Hawaii News Now reported more than 5,000 displaced people are in hotels and housing across the island.
"We want to thank our partners at the American Red Cross, FEMA, the hotel industry and Airbnb for stepping up during this unprecedented tragedy," Green said.
"Only together can we rise up, recover and bring healing to the Lahaina community."
Also Thursday, the Maui Police Department released the names of eight more victims in the deadliest wildfire in modern U.S. history that erupted on Aug. 8, burning thousands of homes and businesses to the ground, and leaving a crush of residents homeless.
The deceased were identified as: Todd Nakamura, 61; Bernard Portabes, 75; Tony Takafua, 7; Salote Tone, 39; Faaoso Tone, 70; Maluifonua Tone, 73; Bette Jo Dyckman, 73; and Rebecca Rans, 57, who were all residents of Lahaina.
The partial list of missing persons comes as perhaps as many as 1,000 islanders remained unaccounted for, county officials said earlier this week, while pledging an extensive search for victims and a complete investigation into the cause of the fire, which was still smoldering in some areas.
The Olinda fire was 85% contained after burning more than 1,000 acres, as firefighters used a helicopter to drop water on hot spots from the air.
The Kula fire, meanwhile, was 90% contained after consuming about 202 acres, while intermittent flareups frustrated efforts by firefighters to put out the flames.
The Lahaina fire was 90% contained with about 2,170 acres burned, while the Pulehu/Kihei fire was extinguished on Aug. 12.
Also Thursday, Maui County sued Hawaiian Electric Industries Inc. and its subsidiaries, including Maui Electric Co., claiming negligence led to the blaze that caused an estimated $5.5 billion in damage.
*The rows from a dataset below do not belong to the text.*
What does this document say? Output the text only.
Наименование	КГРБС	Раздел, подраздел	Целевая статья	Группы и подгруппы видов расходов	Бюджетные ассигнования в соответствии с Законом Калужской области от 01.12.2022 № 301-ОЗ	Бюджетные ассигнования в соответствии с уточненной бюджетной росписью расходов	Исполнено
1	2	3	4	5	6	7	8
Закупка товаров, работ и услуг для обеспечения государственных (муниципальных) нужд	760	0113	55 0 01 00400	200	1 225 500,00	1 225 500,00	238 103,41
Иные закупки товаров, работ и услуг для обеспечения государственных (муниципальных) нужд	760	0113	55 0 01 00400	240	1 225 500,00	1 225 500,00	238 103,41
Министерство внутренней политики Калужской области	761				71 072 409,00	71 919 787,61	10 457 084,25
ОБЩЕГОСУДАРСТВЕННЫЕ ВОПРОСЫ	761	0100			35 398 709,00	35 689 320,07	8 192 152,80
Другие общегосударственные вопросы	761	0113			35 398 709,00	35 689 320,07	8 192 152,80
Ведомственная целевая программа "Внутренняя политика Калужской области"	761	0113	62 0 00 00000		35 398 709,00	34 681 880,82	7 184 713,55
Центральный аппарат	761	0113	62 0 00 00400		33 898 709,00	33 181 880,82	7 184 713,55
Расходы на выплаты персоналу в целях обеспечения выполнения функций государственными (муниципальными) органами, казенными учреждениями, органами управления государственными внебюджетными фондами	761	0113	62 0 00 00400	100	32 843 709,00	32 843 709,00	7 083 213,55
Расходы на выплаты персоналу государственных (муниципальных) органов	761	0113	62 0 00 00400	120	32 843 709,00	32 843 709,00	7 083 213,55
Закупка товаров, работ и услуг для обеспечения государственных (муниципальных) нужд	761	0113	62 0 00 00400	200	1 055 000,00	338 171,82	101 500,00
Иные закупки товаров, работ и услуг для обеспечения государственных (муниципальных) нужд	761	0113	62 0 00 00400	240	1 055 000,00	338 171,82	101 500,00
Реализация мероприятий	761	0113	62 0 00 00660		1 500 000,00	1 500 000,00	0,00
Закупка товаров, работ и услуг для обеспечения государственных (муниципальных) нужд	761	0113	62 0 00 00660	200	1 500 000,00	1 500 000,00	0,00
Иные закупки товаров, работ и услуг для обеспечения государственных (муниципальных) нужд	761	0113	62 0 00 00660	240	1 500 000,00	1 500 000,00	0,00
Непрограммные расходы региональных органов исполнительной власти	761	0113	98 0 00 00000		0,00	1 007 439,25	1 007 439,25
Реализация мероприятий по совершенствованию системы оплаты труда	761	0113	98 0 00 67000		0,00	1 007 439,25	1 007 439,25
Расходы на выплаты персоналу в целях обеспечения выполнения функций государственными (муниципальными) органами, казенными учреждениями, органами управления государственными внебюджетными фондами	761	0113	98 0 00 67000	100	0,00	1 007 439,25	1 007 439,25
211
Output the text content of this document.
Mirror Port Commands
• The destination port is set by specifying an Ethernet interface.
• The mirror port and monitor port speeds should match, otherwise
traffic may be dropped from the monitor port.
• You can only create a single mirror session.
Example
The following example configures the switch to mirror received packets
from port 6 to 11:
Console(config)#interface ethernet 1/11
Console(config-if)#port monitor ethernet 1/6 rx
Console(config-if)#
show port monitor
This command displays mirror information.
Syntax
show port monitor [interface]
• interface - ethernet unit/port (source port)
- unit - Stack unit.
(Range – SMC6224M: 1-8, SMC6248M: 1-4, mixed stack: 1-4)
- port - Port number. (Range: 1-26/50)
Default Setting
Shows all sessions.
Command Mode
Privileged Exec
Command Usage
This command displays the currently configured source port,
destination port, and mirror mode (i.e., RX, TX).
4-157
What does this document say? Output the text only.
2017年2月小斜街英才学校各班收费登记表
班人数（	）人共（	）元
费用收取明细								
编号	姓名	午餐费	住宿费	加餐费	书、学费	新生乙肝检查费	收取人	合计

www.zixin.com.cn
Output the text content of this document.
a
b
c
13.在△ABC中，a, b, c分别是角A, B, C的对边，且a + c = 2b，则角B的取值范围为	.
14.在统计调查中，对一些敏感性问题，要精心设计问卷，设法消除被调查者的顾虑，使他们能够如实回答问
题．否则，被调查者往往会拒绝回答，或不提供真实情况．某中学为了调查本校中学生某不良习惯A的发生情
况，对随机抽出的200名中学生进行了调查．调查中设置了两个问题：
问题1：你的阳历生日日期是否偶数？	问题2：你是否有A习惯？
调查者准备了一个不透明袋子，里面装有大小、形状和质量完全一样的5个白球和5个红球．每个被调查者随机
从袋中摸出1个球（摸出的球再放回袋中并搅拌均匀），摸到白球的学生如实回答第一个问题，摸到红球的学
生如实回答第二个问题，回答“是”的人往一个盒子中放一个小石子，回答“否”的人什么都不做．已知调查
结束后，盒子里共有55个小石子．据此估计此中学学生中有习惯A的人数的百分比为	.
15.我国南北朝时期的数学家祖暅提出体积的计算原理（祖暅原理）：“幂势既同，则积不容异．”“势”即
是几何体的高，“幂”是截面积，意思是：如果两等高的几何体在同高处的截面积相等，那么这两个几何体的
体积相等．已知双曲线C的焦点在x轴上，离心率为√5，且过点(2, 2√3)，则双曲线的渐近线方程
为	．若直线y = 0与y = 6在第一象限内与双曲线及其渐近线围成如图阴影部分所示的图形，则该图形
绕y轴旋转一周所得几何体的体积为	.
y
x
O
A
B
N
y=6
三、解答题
Meanwhile, crews sifting through the devastation with cadaver dogs on Thursday wrapped up searches of one-story homes and businesses in Lahaina, and moved to searching multi-story structures that collapsed in the blaze.
In one glimmer of hope, about 1,732 people who were initially reported missing in the aftermath of the inferno have since been located, Maui County officials said Thursday.
Emergency officials acknowledged that some people on the list likely perished in the flames, but they also remained hopeful that many were still alive and just hadn't checked in yet with family and recovery teams.
"We're releasing this list of 388 names because we know it will help the investigation," Maui Police Chief John Pelletier said in a video message posted online Thursday. "We're also balancing that because we know when this list comes out, it can and will cause pain for some folks."
The Maui Police Department called on the public to come forward with information if a person named on the list was known to be alive and safe, and to alert authorities to those who remain missing but whose names were not listed.
The list was posted online at www.mauinuistrong.info/unaccountedfor.